I have plans to cook an egg quiche thing and enough cinnamon rolls for 10 people this weekend, so I'm going to need a lot of eggs. Normally I'm not too discerning with my egg selection -- they all scramble just as well to me. But, standing in the grocery store, I froze. Should I buy brown eggs, or white? Is one variety better for eggy dishes, and the other better for baked goods?
I had no clue, and after spending a good five minutes scanning every letter of labeling on the various brands of eggs, I felt no more in the know. So I gave up. I picked up a carton of the cheaper white eggs, headed for the checkout and hoped for the best, or at least a less costly mistake.

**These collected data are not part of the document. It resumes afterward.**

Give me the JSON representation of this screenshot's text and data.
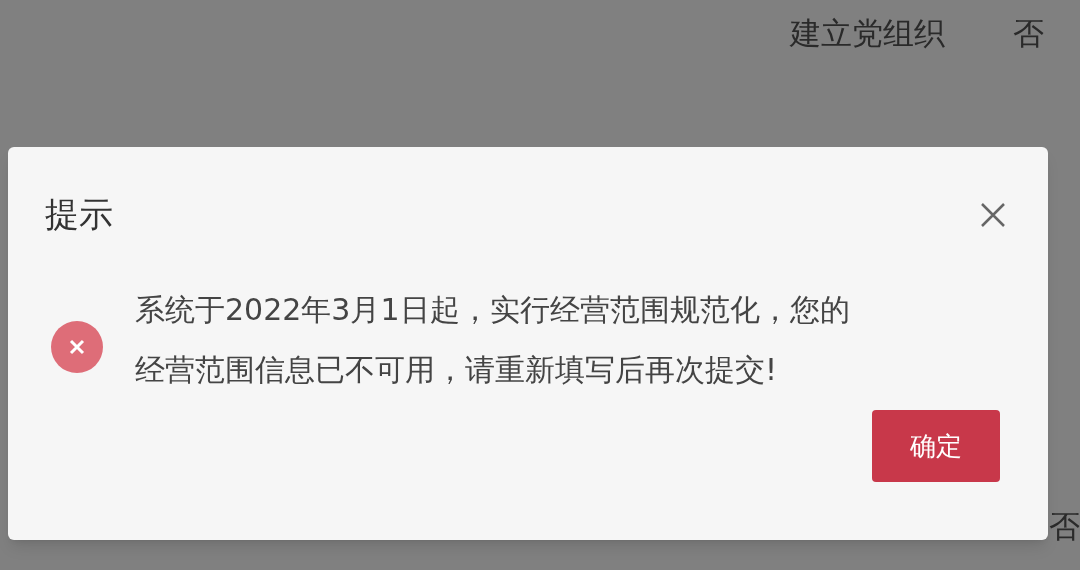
{
  "background_rows": [
    {
      "label": "建立党组织",
      "value": "否"
    },
    {
      "value": "否"
    }
  ],
  "dialog": {
    "title": "提示",
    "message": "系统于2022年3月1日起，实行经营范围规范化，您的经营范围信息已不可用，请重新填写后再次提交!",
    "kind": "error",
    "buttons": [
      "确定"
    ]
  }
}
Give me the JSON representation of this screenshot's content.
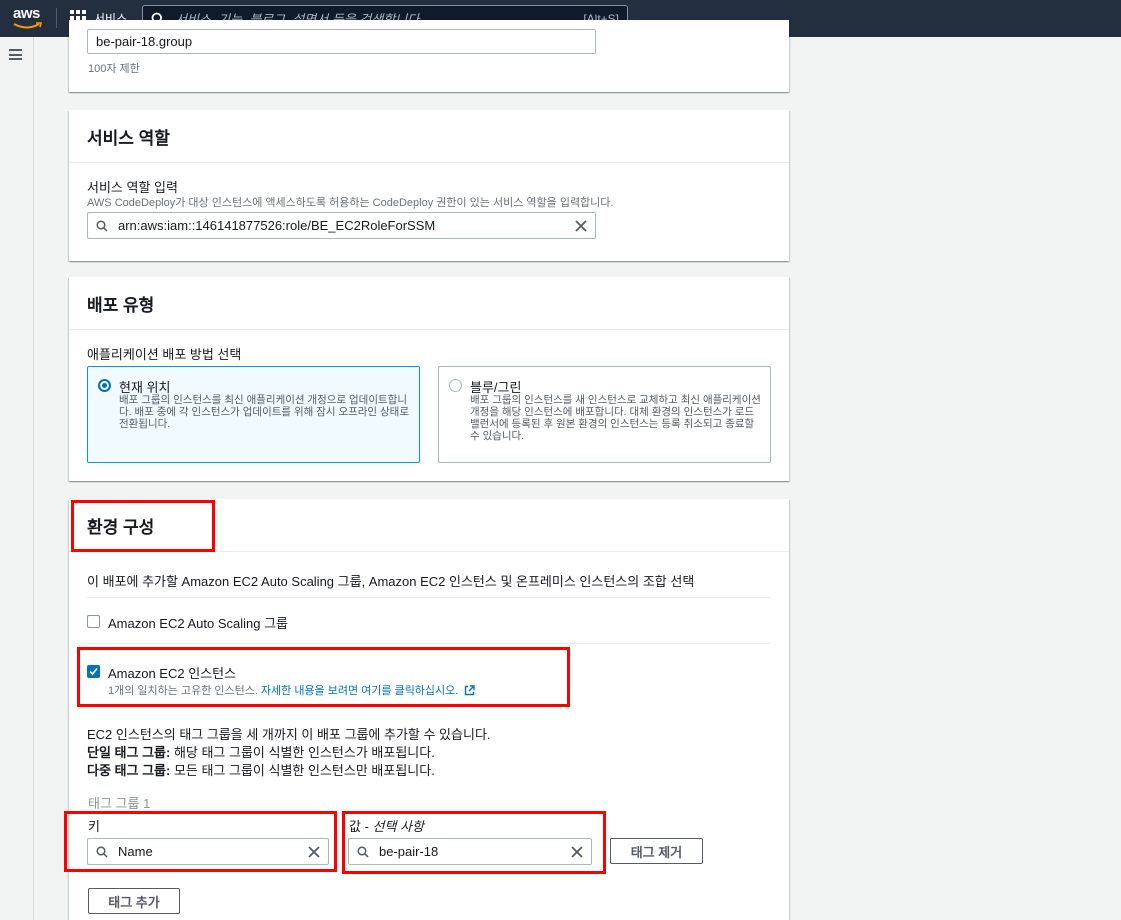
{
  "topnav": {
    "logo_text": "aws",
    "services_label": "서비스",
    "search_placeholder": "서비스, 기능, 블로그, 설명서 등을 검색합니다.",
    "search_shortcut": "[Alt+S]"
  },
  "group_name_section": {
    "value": "be-pair-18.group",
    "hint": "100자 제한"
  },
  "service_role": {
    "title": "서비스 역할",
    "label": "서비스 역할 입력",
    "description": "AWS CodeDeploy가 대상 인스턴스에 액세스하도록 허용하는 CodeDeploy 권한이 있는 서비스 역할을 입력합니다.",
    "value": "arn:aws:iam::146141877526:role/BE_EC2RoleForSSM"
  },
  "deployment_type": {
    "title": "배포 유형",
    "label": "애플리케이션 배포 방법 선택",
    "options": [
      {
        "label": "현재 위치",
        "description": "배포 그룹의 인스턴스를 최신 애플리케이션 개정으로 업데이트합니다. 배포 중에 각 인스턴스가 업데이트를 위해 잠시 오프라인 상태로 전환됩니다.",
        "selected": true
      },
      {
        "label": "블루/그린",
        "description": "배포 그룹의 인스턴스를 새 인스턴스로 교체하고 최신 애플리케이션 개정을 해당 인스턴스에 배포합니다. 대체 환경의 인스턴스가 로드 밸런서에 등록된 후 원본 환경의 인스턴스는 등록 취소되고 종료할 수 있습니다.",
        "selected": false
      }
    ]
  },
  "environment": {
    "title": "환경 구성",
    "description": "이 배포에 추가할 Amazon EC2 Auto Scaling 그룹, Amazon EC2 인스턴스 및 온프레미스 인스턴스의 조합 선택",
    "asg_label": "Amazon EC2 Auto Scaling 그룹",
    "asg_checked": false,
    "ec2_label": "Amazon EC2 인스턴스",
    "ec2_checked": true,
    "ec2_match_text": "1개의 일치하는 고유한 인스턴스.",
    "ec2_link_text": "자세한 내용을 보려면 여기를 클릭하십시오.",
    "tag_info_line1": "EC2 인스턴스의 태그 그룹을 세 개까지 이 배포 그룹에 추가할 수 있습니다.",
    "single_tag_bold": "단일 태그 그룹:",
    "single_tag_text": " 해당 태그 그룹이 식별한 인스턴스가 배포됩니다.",
    "multi_tag_bold": "다중 태그 그룹:",
    "multi_tag_text": " 모든 태그 그룹이 식별한 인스턴스만 배포됩니다.",
    "tag_group_title": "태그 그룹 1",
    "key_label": "키",
    "key_value": "Name",
    "value_label_prefix": "값 - ",
    "value_label_optional": "선택 사항",
    "value_value": "be-pair-18",
    "remove_tag_button": "태그 제거",
    "add_tag_button": "태그 추가"
  },
  "colors": {
    "nav_bg": "#232f3e",
    "accent": "#0073bb",
    "highlight": "#ff0000"
  }
}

Turns out, it didn't matter at all. According to the food website Chow.com, chicken eggs are chicken eggs, no matter the color of their shell. Eggshell color, a spokesperson for the American Egg Board told the site, does not influence the egg's nutritional value, quality, flavor or cooking characteristics.
That's a huge relief for me and my weekend cooking plans, but now I'm left wondering about that price difference. Surely the pricier brown eggs are somehow better, right? Wrong. Brown eggs are more expensive simply because the breeds of hens that lay brown eggs -- most commonly Rhode Island Reds -- eat more feed.
If you're curious about which chicken breeds lay which color egg, well then let me direct you to "Henderson's Handy Dandy Chicken Chart", which is as thorough of a chicken chart as I've ever seen and features something called a "chipmunky blue-egger."